Au moment de sa sortie en 1993, la majorité des ordinateurs n’avaient pour carte vidéo qu’une carte dite VGA, capable d’afficher 320×240 pixels, suivant une palette de couleurs limitée à 256 combinaisons. En outre, au sein des microprocesseurs ou des cartes graphiques VGA, rien ne facilitait la gestion de la 3D. Tous les calculs permettant la projection de coordonnées 3D sur un plan en 2D (l’écran), l’application de textures, les calculs vectoriels, la gestion des collisions, la gestion des échantillons sonores en stéréo, la luminosité (à savoir l’assombrissement progressif du rendu en fonction de l’éloignement de l’objet représenté) : tout devait être réalisé à la volée par un unique microprocesseur principal cadencé au mieux à 50MHz… Ceci sans parler de la mémoire vive, qui ne dépassait pas les 8MB. Les contraintes étaient telles que bien des programmeurs avant DooM jugeaient qu’un tel jeu ne pouvait exister.

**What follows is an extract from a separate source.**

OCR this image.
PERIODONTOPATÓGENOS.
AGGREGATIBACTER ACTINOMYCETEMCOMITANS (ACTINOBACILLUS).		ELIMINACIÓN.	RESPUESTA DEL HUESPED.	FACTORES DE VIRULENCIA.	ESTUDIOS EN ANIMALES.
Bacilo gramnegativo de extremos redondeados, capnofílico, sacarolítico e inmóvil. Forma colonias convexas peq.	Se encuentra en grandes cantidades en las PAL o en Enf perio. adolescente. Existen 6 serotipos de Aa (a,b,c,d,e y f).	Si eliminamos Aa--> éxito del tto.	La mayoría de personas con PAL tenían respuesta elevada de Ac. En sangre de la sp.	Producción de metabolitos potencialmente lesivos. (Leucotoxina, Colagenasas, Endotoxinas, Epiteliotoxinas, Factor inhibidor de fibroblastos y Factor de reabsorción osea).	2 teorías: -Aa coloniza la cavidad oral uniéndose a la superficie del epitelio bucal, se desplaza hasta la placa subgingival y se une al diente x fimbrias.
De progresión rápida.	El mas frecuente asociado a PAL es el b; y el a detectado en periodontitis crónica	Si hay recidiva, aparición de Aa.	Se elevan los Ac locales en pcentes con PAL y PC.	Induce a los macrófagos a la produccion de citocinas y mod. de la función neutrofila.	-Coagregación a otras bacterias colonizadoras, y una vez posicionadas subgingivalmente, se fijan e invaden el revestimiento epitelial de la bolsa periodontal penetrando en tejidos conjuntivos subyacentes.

La sortie de DooM a prouvé qu’il était possible de contourner certaines limitations techniques jugées (à tort) infranchissables. DooM affiche des environnements en 3D texturés, composés de halls, de murs, de corridors, d’élévateurs, de plafonds mouvants, de portes, d’espaces sombres, d’éclairages blafards, de néons au starters défectueux, de labyrinthes aux tréfonds obscurs, le tout grouillant de monstres digitalisés prêts à vous foncer dessus au moindre soupir.

L’EXPLOIT TECHNIQUE

Pour réussir cet exploit, les programmeurs ont simplement mis au point une technique astucieuse, le Raycasting, allégeant au maximum possible l’effort du microprocesseur dans ses calculs en simplifiant au maximum l’expérience 3D. Pour comprendre un peu plus le Raycasting- sans rentrer dans le détail de la programmation, disons que les programmeurs de DooM sont probablement partis de la technique de Raytracing, plus complète, et au résultat parfait, exploitée à l’époque par un logiciel comme Peristence of Vision. Très connu, Persistence of Vision permettait déjà à un simple ordinateur de bureau, de faire lentement mais surement, de l’image de synthèse, à savoir d’afficher et combiner des primitives parfaites, sphères, cônes, tores, en les maculant de couleurs générées selon des mathématiques fractales. Persistence of Vision, générait des plans vers l’infini et orientait la caméra dans tous les sens, sur tous les axes, permettait aussi des luminosités complexes, des effets de flous, d’ouverture focale, etc… La technique du Raytracing ou lancer de rayon est gourmande : elle demande la résolution d’équations vectorielles pour rayon de lumière pointant sur chaque point de la caméra. En outre, cette technique suppose de savantes formules pour calculer des couleurs marbrées, souvent plus ou moins inspirées par des mathématiques fractales. La technique de Raytracing, du fait des calculs nécessaires à l’affichage des couleurs des matériaux : induit donc une lenteur supplémentaire du calcul, qui la rend inapte au jeu d’action en temps réel.

En ce qui concerne les textures de DooM, elles ne sont pas calculées en temps réel comme les matériaux de Persistence of Vision ; elles ont été pré-dessinées, utilisant une palette de couleurs réduite à 255 éléments maximum. Les textures sont en fait disponibles en mémoire sous la forme d’alignements verticaux de blocs de couleurs. On verra pourquoi plus bas. Les ennemis ou objets, ne sont pas non plus calculés en véritable 3D : ce sont des simples « sprites » (à savoir des petites images animées), issus de la digitalisation de figurines sculptées à la main, peintes, puis montées sur un plateau en rotation pour une capture sous de multiples angles.

En outre, niveau 3D, il y a des calculs vectoriels qui sont plus simples à réaliser pour un ordinateur que d’autres. En matière de lourdeur, les équations vectorielles relatives aux surfaces sphériques parfaites sont très gourmandes. Cependant, à l’époque, les microprocesseurs souffraient moins sur les calculs des intersections sur des surfaces planes. Moralité : pour gagner en vitesse, le monde de DooM sera dénué de courbes lisses réelles, et toutes les surfaces apparemment courbées sont en fait composées d’une série de surfaces planes.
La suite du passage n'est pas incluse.